The potential impact of this evolution is crystal clear when looking at recent analyst predictions that anticipate significant growth in the amount of corporate data bypassing perimeter security and flowing between mobile devices and the cloud. With more data not passing through traditional firewalls, a key question for security professionals is whether or not this evolution makes any particular endpoint category more vulnerable than any others. It may be relatively easy to set vulnerability levels according to the level of data or network access associated with an endpoint. However, taking this approach essentially ignores a host of other aspects playing a role in accurately determining vulnerability.

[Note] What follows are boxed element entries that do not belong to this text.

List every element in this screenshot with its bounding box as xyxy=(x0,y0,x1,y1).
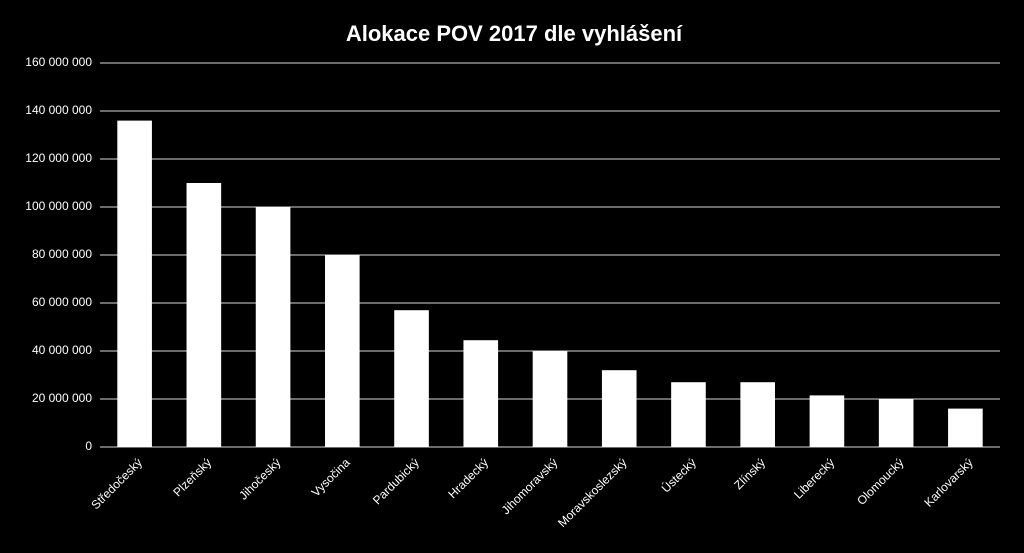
x-tick-label: Vysočina xyxy=(309,455,353,499)
bar xyxy=(809,395,845,447)
y-tick-label: 140 000 000 xyxy=(25,103,92,117)
bar xyxy=(878,399,914,447)
y-tick-label: 80 000 000 xyxy=(32,247,92,261)
x-tick-label: Ústecký xyxy=(658,455,699,496)
bar xyxy=(532,351,568,447)
bar xyxy=(394,310,429,447)
y-tick-label: 100 000 000 xyxy=(25,199,92,213)
bar xyxy=(325,255,360,447)
x-tick-label: Plzeňský xyxy=(170,455,214,499)
bar xyxy=(186,183,222,447)
y-tick-label: 120 000 000 xyxy=(25,151,92,165)
x-tick-label: Středočeský xyxy=(88,455,145,512)
bar xyxy=(948,408,983,447)
bar xyxy=(740,382,775,447)
x-tick-label: Pardubický xyxy=(370,455,422,507)
y-tick-label: 40 000 000 xyxy=(32,343,92,357)
y-tick-label: 160 000 000 xyxy=(25,55,92,69)
x-tick-label: Zlínský xyxy=(731,455,768,492)
x-tick-label: Liberecký xyxy=(791,455,837,501)
x-tick-label: Jihomoravský xyxy=(499,455,561,517)
x-tick-label: Jihočeský xyxy=(236,455,283,502)
bar xyxy=(463,340,499,447)
bar xyxy=(117,120,152,447)
chart-title: Alokace POV 2017 dle vyhlášení xyxy=(346,21,683,46)
x-tick-label: Karlovarský xyxy=(922,455,976,509)
bar xyxy=(255,207,291,447)
y-tick-label: 20 000 000 xyxy=(32,391,92,405)
x-tick-label: Hradecký xyxy=(445,455,491,501)
y-tick-label: 60 000 000 xyxy=(32,295,92,309)
bar xyxy=(671,382,706,447)
bar xyxy=(601,370,637,447)
x-tick-label: Moravskoslezský xyxy=(555,455,630,530)
y-tick-label: 0 xyxy=(85,439,92,453)
x-tick-label: Olomoucký xyxy=(854,455,906,507)
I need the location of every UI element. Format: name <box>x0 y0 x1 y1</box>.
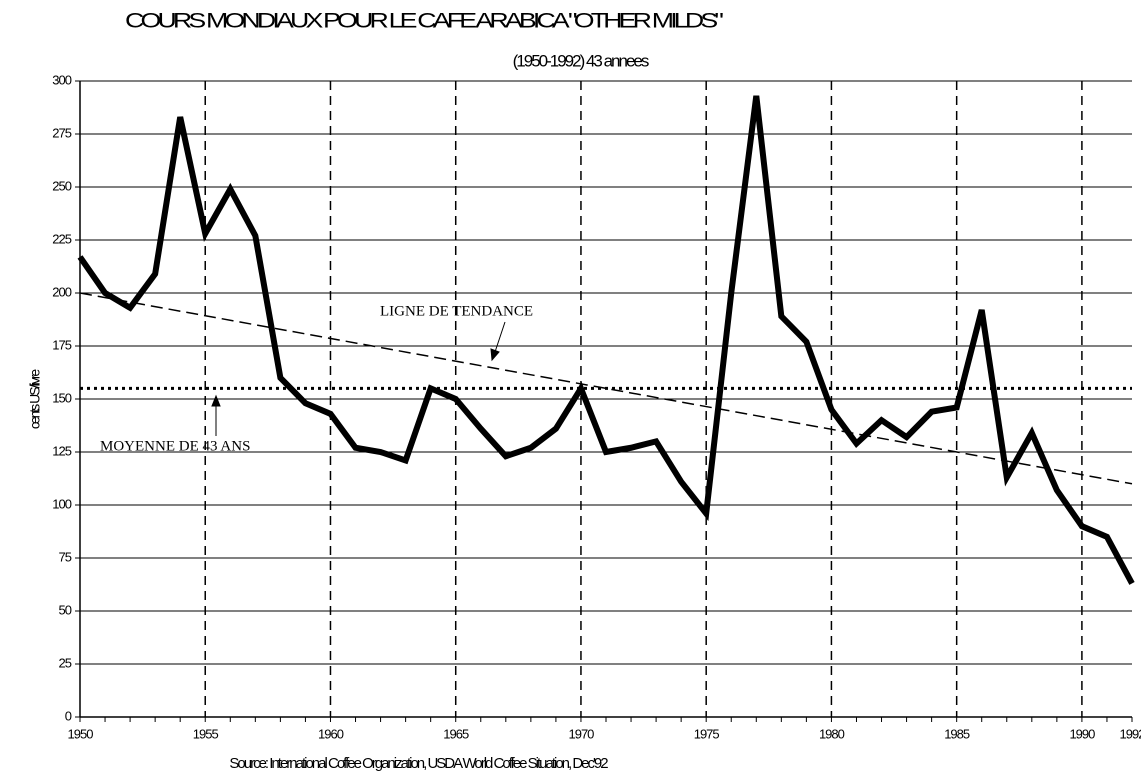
arrow-head <box>490 348 500 362</box>
x-tick-label: 1975 <box>694 726 720 741</box>
x-tick-label: 1965 <box>443 726 469 741</box>
y-tick-label: 175 <box>52 337 71 352</box>
x-tick-label: 1990 <box>1069 726 1095 741</box>
y-tick-label: 225 <box>52 231 71 246</box>
annotation-arrows <box>211 321 506 436</box>
y-tick-label: 0 <box>65 708 72 723</box>
trend-line <box>79 292 1133 485</box>
x-tick-label: 1955 <box>193 726 219 741</box>
data-line <box>77 95 1135 585</box>
y-tick-label: 275 <box>52 125 71 140</box>
y-tick-label: 50 <box>59 602 72 617</box>
y-tick-label: 75 <box>59 549 72 564</box>
x-tick-label: 1970 <box>568 726 594 741</box>
y-tick-label: 200 <box>52 284 71 299</box>
y-tick-label: 100 <box>52 496 71 511</box>
y-tick-label: 150 <box>52 390 71 405</box>
x-tick-label: 1950 <box>68 726 94 741</box>
y-axis-label: cents US/livre <box>27 369 43 430</box>
x-tick-label: 1960 <box>318 726 344 741</box>
chart-subtitle: (1950-1992) 43 annees <box>513 51 649 70</box>
arrow-line <box>494 321 506 353</box>
y-tick-label: 125 <box>52 443 71 458</box>
arrow-head <box>211 394 221 407</box>
y-tick-label: 25 <box>59 655 72 670</box>
x-tick-label: 1985 <box>944 726 970 741</box>
average-label: MOYENNE DE 43 ANS <box>100 438 250 454</box>
y-tick-label: 300 <box>52 72 71 87</box>
source-note: Source: International Coffee Organizatio… <box>229 755 608 772</box>
x-tick-label: 1992 <box>1120 726 1141 741</box>
x-tick-label: 1980 <box>819 726 845 741</box>
y-tick-label: 250 <box>52 178 71 193</box>
chart-title: COURS MONDIAUX POUR LE CAFE ARABICA "OTH… <box>125 10 723 33</box>
trend-label: LIGNE DE TENDANCE <box>380 303 533 319</box>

Whether the focus is on cloud, mobile or any other connected device, it’s important to remember there are a lot of factors contributing to vulnerability levels. For instance, if the device under consideration is a laptop it could be running java, flash, etc., that need constant updates. If the user has disabled updates, the level of vulnerability could be increasing daily. Or, in the case of a mobile device emerging vulnerabilities present reason for concern; for example, the recently identified StageFright vulnerability targeting Android devices has security professionals scrambling for a solution since malware can be delivered to the device via a text message without any need for user action . 

At the same time, endpoint ownership and control has sifted significantly as well. For example, lines of business are establishing their own connections to SaaS environments with hopes of rapidly addressing business requirements. This approach understandably creates new endpoints. The same is true as BYOD strategies take hold within the enterprise. Not only can BYOD bring a new set of systems with different operating systems into the environment, but different groups are often responsible for managing these systems and may or may not include the security team in decisions about policies and management.

Bottom line – it’s extremely difficult to declare one endpoint as more vulnerable than another. As a result, having visibility is crucial whether IT and security professionals are monitoring a new device or traditional infrastructure. As IT evolves security must find new ways to work on more more fronts. Security still needs to be able to influence or at least be aware of what is happening. This is where a solution capable of integrating protection across a wide range of endpoints and the ability to provide a complete view into the network can make a significant difference.